Au contraire, elle les taisait
pour couper la chaîne de la violence
qui appelle la violence
et empoisonne la vie. » p. 87

« Comment aurait-elle vécu,
elle qui n’avait plus de passé, plus de famille,
pas de métier, pas de formation ?
[...]
Comment faut-il les traiter ?
Comme des victimes
Ou comme des bourreaux ? » p. 86

« Je veux que mes souvenirs soient utiles…
Je veux dire à ceux qui font la guerre
que si le fusil tue le corps de celui qui a peur,
il tue aussi l’âme de celui qui le porte. » p. 19

« Comment désobéir
quand c’est une arme qui ordonne ?
Quand le bras qui la tient est drogué ?
Quand l’homme qui porte l’arme
a tous les droits ? » p. 69

De la même manière il ne faut sans doute pas faire l’économie de débats argumentés sur certaines questions un peu fortes, les exemples ci-dessous ne manqueront pas d’en faire émerger d’autres :

En Histoire des arts, cette pièce peut enrichir un corpus sur les artistes et l’engagement et peut questionner :

  • Comment ce texte dramatique peut-il servir un message ? À travers quelle voix (personnages, auteur) ?
  • L’art peut-il dénoncer ?
  • En quoi une création artistique même documentée, est-elle différente d’un témoignage ?
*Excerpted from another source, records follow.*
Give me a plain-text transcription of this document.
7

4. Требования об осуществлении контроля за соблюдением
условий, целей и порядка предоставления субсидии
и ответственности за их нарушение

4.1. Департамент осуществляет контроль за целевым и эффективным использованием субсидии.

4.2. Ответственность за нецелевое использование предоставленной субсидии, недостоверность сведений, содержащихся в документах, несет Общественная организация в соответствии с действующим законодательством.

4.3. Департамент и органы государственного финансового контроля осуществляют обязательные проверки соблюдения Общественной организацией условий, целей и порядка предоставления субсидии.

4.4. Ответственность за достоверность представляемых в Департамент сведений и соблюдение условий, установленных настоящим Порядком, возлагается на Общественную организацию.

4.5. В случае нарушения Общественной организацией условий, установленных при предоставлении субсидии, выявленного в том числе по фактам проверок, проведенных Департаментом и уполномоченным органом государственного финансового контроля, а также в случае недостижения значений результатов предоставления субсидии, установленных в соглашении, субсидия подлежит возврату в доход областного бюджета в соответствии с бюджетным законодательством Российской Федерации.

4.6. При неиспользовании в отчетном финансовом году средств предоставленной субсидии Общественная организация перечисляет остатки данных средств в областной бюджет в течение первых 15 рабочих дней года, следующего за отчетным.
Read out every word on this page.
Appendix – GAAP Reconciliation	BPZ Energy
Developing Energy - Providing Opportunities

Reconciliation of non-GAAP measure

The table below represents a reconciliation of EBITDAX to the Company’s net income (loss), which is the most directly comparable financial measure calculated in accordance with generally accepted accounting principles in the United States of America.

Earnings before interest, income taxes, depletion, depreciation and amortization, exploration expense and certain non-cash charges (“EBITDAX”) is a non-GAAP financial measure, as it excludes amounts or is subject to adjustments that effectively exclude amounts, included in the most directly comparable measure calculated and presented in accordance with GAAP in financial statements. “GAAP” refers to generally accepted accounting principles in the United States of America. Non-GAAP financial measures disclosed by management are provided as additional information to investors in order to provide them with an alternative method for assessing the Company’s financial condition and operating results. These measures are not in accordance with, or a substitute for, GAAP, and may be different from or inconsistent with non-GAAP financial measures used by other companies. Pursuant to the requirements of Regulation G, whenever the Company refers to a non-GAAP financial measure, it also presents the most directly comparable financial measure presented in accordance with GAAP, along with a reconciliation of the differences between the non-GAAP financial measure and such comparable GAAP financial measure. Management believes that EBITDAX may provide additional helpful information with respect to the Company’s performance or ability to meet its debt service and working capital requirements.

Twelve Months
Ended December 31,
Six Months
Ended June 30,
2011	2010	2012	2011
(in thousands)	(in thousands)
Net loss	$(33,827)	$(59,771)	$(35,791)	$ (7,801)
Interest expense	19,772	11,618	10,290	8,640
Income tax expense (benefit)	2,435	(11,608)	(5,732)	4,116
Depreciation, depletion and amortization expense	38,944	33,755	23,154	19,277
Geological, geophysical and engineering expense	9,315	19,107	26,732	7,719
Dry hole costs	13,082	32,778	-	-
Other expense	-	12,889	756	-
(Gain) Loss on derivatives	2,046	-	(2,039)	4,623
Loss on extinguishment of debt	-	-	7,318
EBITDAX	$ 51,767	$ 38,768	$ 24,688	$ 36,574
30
Pour enrichir ces questions et aborder l’engagement et la démarche d’écriture de Suzanne Lebeau :

Écriture

Sur la résilience des enfants soldats, on peut donner à lire en parallèle :

  • Le témoignage d’un enfant soldat sur le site de l’Unicef :
    https://www.unicef.fr/article/enfants-soldats-sauves-par-unicef-des-jeunes-temoignent/
  • Dans le texte : « Dixième comparution » ainsi que « Après la dernière comparution ».
  • Les extraits : page 75 de la scène VIII « La palmeraie » ; ou page 77, scène IX « Je voulais crier [...] Tout me trahissait », expriment les doutes d’Elikia à pouvoir se réinsérer dans le monde. Le Mot de l’auteure p. 91 à 93.

Ces lectures peuvent donner lieu à un travail d’écriture à partir de paroles rapportées.

  • Écrire un plaidoyer pour « Christian » (l’ex enfant soldat qui témoigne sur la page de l’Unicef citée plus haut). À la manière d’un avocat, quels arguments prélever dans ces textes pour exprimer la certitude que Christian doit bénéficier d’une aide pour sa réinsertion ? s’adresser à un destinataire précis (les parents de Christian, un tribunal…)
  • À la manière des « comparutions » du texte, à quels doutes sous-jacents pourrait avoir à répondre le défenseur d’un ex-enfant soldat ?
    Lister les oppositions possibles, produire un texte argumentatif qui y répond.

On peut également proposer la réécriture d’un fragment :

  • Dans la scène VII « Joseph et la faim », prélever les répliques de Joseph p. 62 et p. 63 par exemple et les réécrire en passant de la parole directe à la parole récit (temps, type de phrase, énonciation).